In our solution the class is the smallest unit of content that can be aggregated.
These two files are grouped into the “AdfRichPanelStretchLayout” feature. This allows application developers to refer to the af:panelStretchLayout code by the name “AdfRichPanelStretchLayout”, without having to worry about the number, name or locations of files that are used to implement this feature.
Looking at the division of responsibilities, we have:
- Component authors are responsible for grouping these files into logical “features”.
- Application developers are responsible for further grouping these features into larger “partitions”.

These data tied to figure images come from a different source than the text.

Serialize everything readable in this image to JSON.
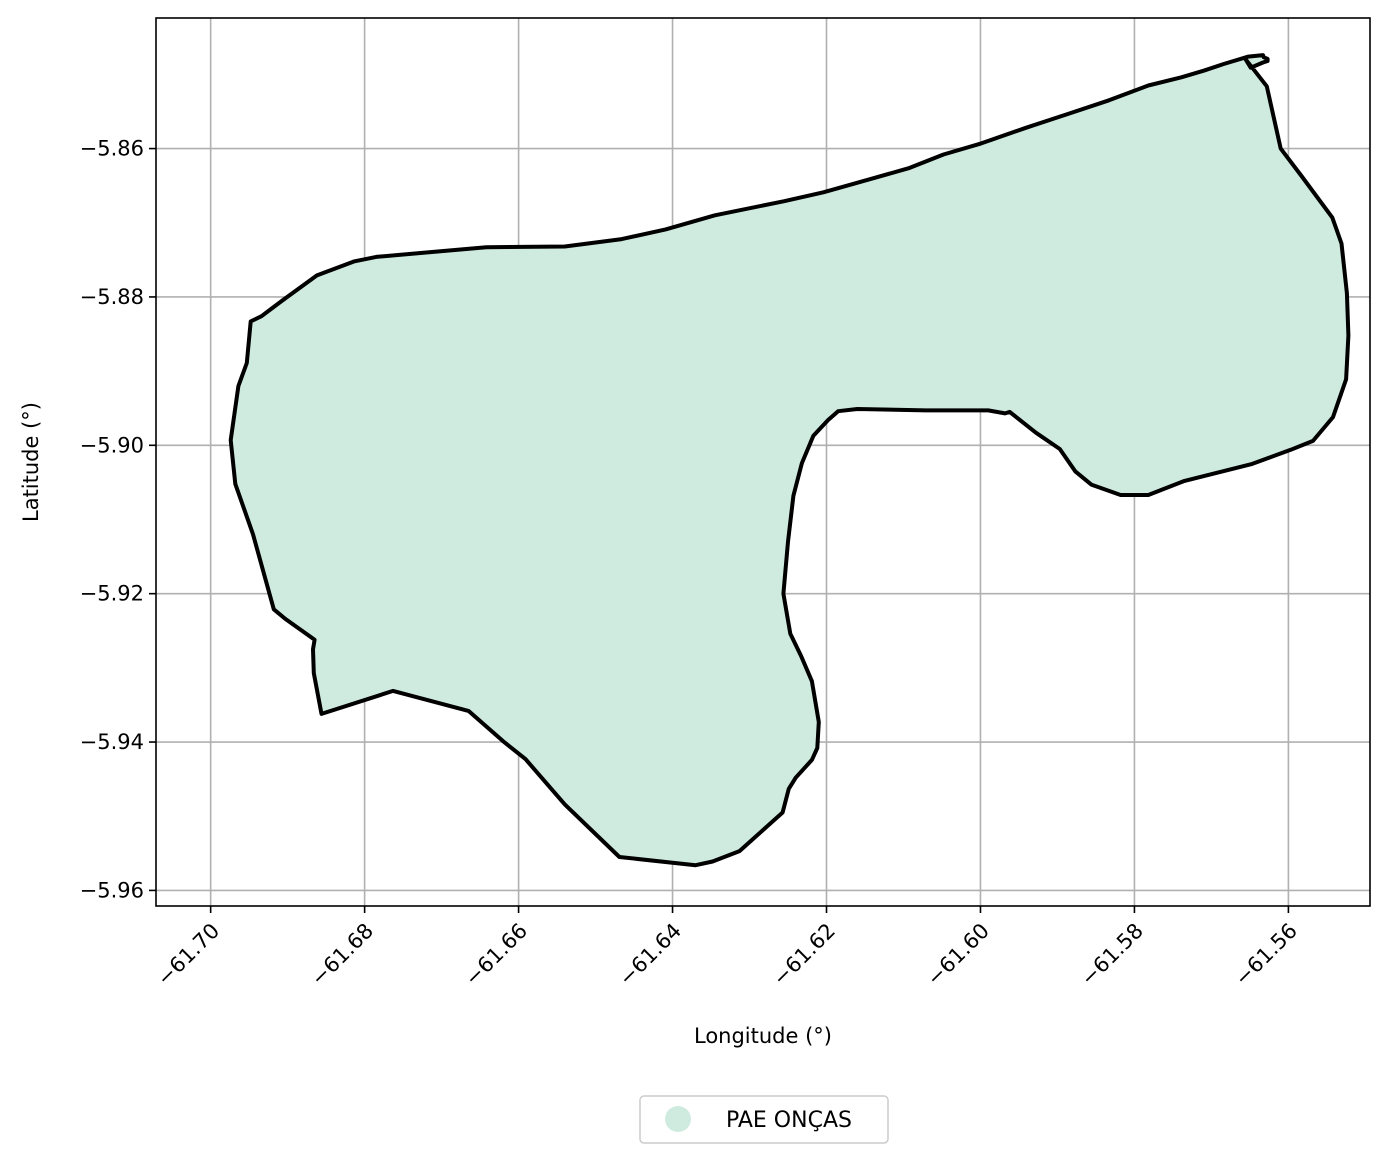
{
  "chart_data": {
    "type": "map",
    "xlabel": "Longitude (°)",
    "ylabel": "Latitude (°)",
    "xlim": [
      -61.7071,
      -61.5494
    ],
    "ylim": [
      -5.9621,
      -5.8424
    ],
    "xticks": [
      -61.7,
      -61.68,
      -61.66,
      -61.64,
      -61.62,
      -61.6,
      -61.58,
      -61.56
    ],
    "xtick_labels": [
      "−61.70",
      "−61.68",
      "−61.66",
      "−61.64",
      "−61.62",
      "−61.60",
      "−61.58",
      "−61.56"
    ],
    "yticks": [
      -5.86,
      -5.88,
      -5.9,
      -5.92,
      -5.94,
      -5.96
    ],
    "ytick_labels": [
      "−5.86",
      "−5.88",
      "−5.90",
      "−5.92",
      "−5.94",
      "−5.96"
    ],
    "grid": true,
    "legend_position": "bottom-center, below plot",
    "series": [
      {
        "name": "PAE ONÇAS",
        "fill_color": "#cfebdf",
        "edge_color": "#000000",
        "polygon": [
          [
            -61.5656,
            -5.8479
          ],
          [
            -61.5628,
            -5.8516
          ],
          [
            -61.561,
            -5.86
          ],
          [
            -61.5583,
            -5.8637
          ],
          [
            -61.5543,
            -5.8693
          ],
          [
            -61.5531,
            -5.8728
          ],
          [
            -61.5524,
            -5.8795
          ],
          [
            -61.5522,
            -5.8852
          ],
          [
            -61.5525,
            -5.8911
          ],
          [
            -61.5542,
            -5.8962
          ],
          [
            -61.5568,
            -5.8994
          ],
          [
            -61.5597,
            -5.9006
          ],
          [
            -61.5647,
            -5.9025
          ],
          [
            -61.5735,
            -5.9048
          ],
          [
            -61.5782,
            -5.9067
          ],
          [
            -61.5818,
            -5.9067
          ],
          [
            -61.5856,
            -5.9053
          ],
          [
            -61.5877,
            -5.9035
          ],
          [
            -61.5897,
            -5.9005
          ],
          [
            -61.5928,
            -5.8983
          ],
          [
            -61.5962,
            -5.8955
          ],
          [
            -61.5968,
            -5.8957
          ],
          [
            -61.599,
            -5.8953
          ],
          [
            -61.6071,
            -5.8953
          ],
          [
            -61.616,
            -5.8951
          ],
          [
            -61.6185,
            -5.8954
          ],
          [
            -61.6198,
            -5.8966
          ],
          [
            -61.6217,
            -5.8987
          ],
          [
            -61.6232,
            -5.9024
          ],
          [
            -61.6243,
            -5.9068
          ],
          [
            -61.625,
            -5.913
          ],
          [
            -61.6256,
            -5.92
          ],
          [
            -61.6247,
            -5.9254
          ],
          [
            -61.6233,
            -5.9284
          ],
          [
            -61.6219,
            -5.9318
          ],
          [
            -61.621,
            -5.9373
          ],
          [
            -61.6212,
            -5.9408
          ],
          [
            -61.6219,
            -5.9424
          ],
          [
            -61.624,
            -5.9448
          ],
          [
            -61.6249,
            -5.9463
          ],
          [
            -61.6257,
            -5.9495
          ],
          [
            -61.6313,
            -5.9547
          ],
          [
            -61.6348,
            -5.9561
          ],
          [
            -61.637,
            -5.9566
          ],
          [
            -61.6469,
            -5.9555
          ],
          [
            -61.654,
            -5.9484
          ],
          [
            -61.6591,
            -5.9423
          ],
          [
            -61.662,
            -5.9399
          ],
          [
            -61.6665,
            -5.9358
          ],
          [
            -61.6763,
            -5.9331
          ],
          [
            -61.6856,
            -5.9362
          ],
          [
            -61.6866,
            -5.9307
          ],
          [
            -61.6867,
            -5.9275
          ],
          [
            -61.6865,
            -5.9262
          ],
          [
            -61.6903,
            -5.9234
          ],
          [
            -61.6918,
            -5.9221
          ],
          [
            -61.6945,
            -5.912
          ],
          [
            -61.6968,
            -5.9052
          ],
          [
            -61.6974,
            -5.8993
          ],
          [
            -61.6964,
            -5.892
          ],
          [
            -61.6953,
            -5.8889
          ],
          [
            -61.6948,
            -5.8833
          ],
          [
            -61.6934,
            -5.8826
          ],
          [
            -61.692,
            -5.8815
          ],
          [
            -61.6907,
            -5.8805
          ],
          [
            -61.6862,
            -5.8771
          ],
          [
            -61.6813,
            -5.8752
          ],
          [
            -61.6785,
            -5.8746
          ],
          [
            -61.6718,
            -5.874
          ],
          [
            -61.6642,
            -5.8733
          ],
          [
            -61.654,
            -5.8732
          ],
          [
            -61.6466,
            -5.8722
          ],
          [
            -61.6409,
            -5.8709
          ],
          [
            -61.6345,
            -5.869
          ],
          [
            -61.6255,
            -5.8671
          ],
          [
            -61.6204,
            -5.8659
          ],
          [
            -61.6139,
            -5.864
          ],
          [
            -61.6092,
            -5.8626
          ],
          [
            -61.6048,
            -5.8608
          ],
          [
            -61.5999,
            -5.8593
          ],
          [
            -61.5941,
            -5.8572
          ],
          [
            -61.5888,
            -5.8554
          ],
          [
            -61.5833,
            -5.8535
          ],
          [
            -61.5782,
            -5.8515
          ],
          [
            -61.5739,
            -5.8504
          ],
          [
            -61.571,
            -5.8495
          ],
          [
            -61.5684,
            -5.8486
          ],
          [
            -61.5652,
            -5.8476
          ],
          [
            -61.5633,
            -5.8474
          ],
          [
            -61.5632,
            -5.8477
          ],
          [
            -61.5627,
            -5.8479
          ],
          [
            -61.5627,
            -5.8482
          ],
          [
            -61.5633,
            -5.8484
          ],
          [
            -61.5633,
            -5.8484
          ],
          [
            -61.5649,
            -5.8491
          ],
          [
            -61.5656,
            -5.8479
          ]
        ]
      }
    ]
  }
}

<?xml version="1.0" encoding="utf-8"?> <features xmlns="http://xmlns.oracle.com/adf/faces/feature"> <!-- Define the contents of the AdfRichPanelStretchLayout feature --> <feature> <feature-name>AdfRichPanelStretchLayout</feature-name> <!-- This feature contains two classes - the component and the peer --> <feature-class>oracle/adf/view/js/component/rich/layout/AdfRichPanelStretchLayout.js</feature-name> <feature-class>oracle/adfinternal/view/js/laf/dhtml/rich/AdfDhtmlPanelStretchLayoutPeer.js</feature-name> </feature> <!-- Other feature definitions go here --> </features>
Pretty simple really.
The partition configuration is similar, but groups features into partitions:
<?xml version="1.0" encoding="utf-8"?> <partitions xmlns="http://xmlns.oracle.com/adf/faces/partition"> <!-- Define the contents of the "stretch" partition --> <partition> <partition-name>stretch</partition-name> <feature>AdfRichPanelStretchLayout</feature> <feature>AdfRichPanelSplitter</feature> </partition> <!-- Other partition definitions go here --> </partitions>
ADF Faces provides a feature configuration file for its own set of components/framework features and also provides a default partition configuration so that application developers are not required to define a partitioning themselves.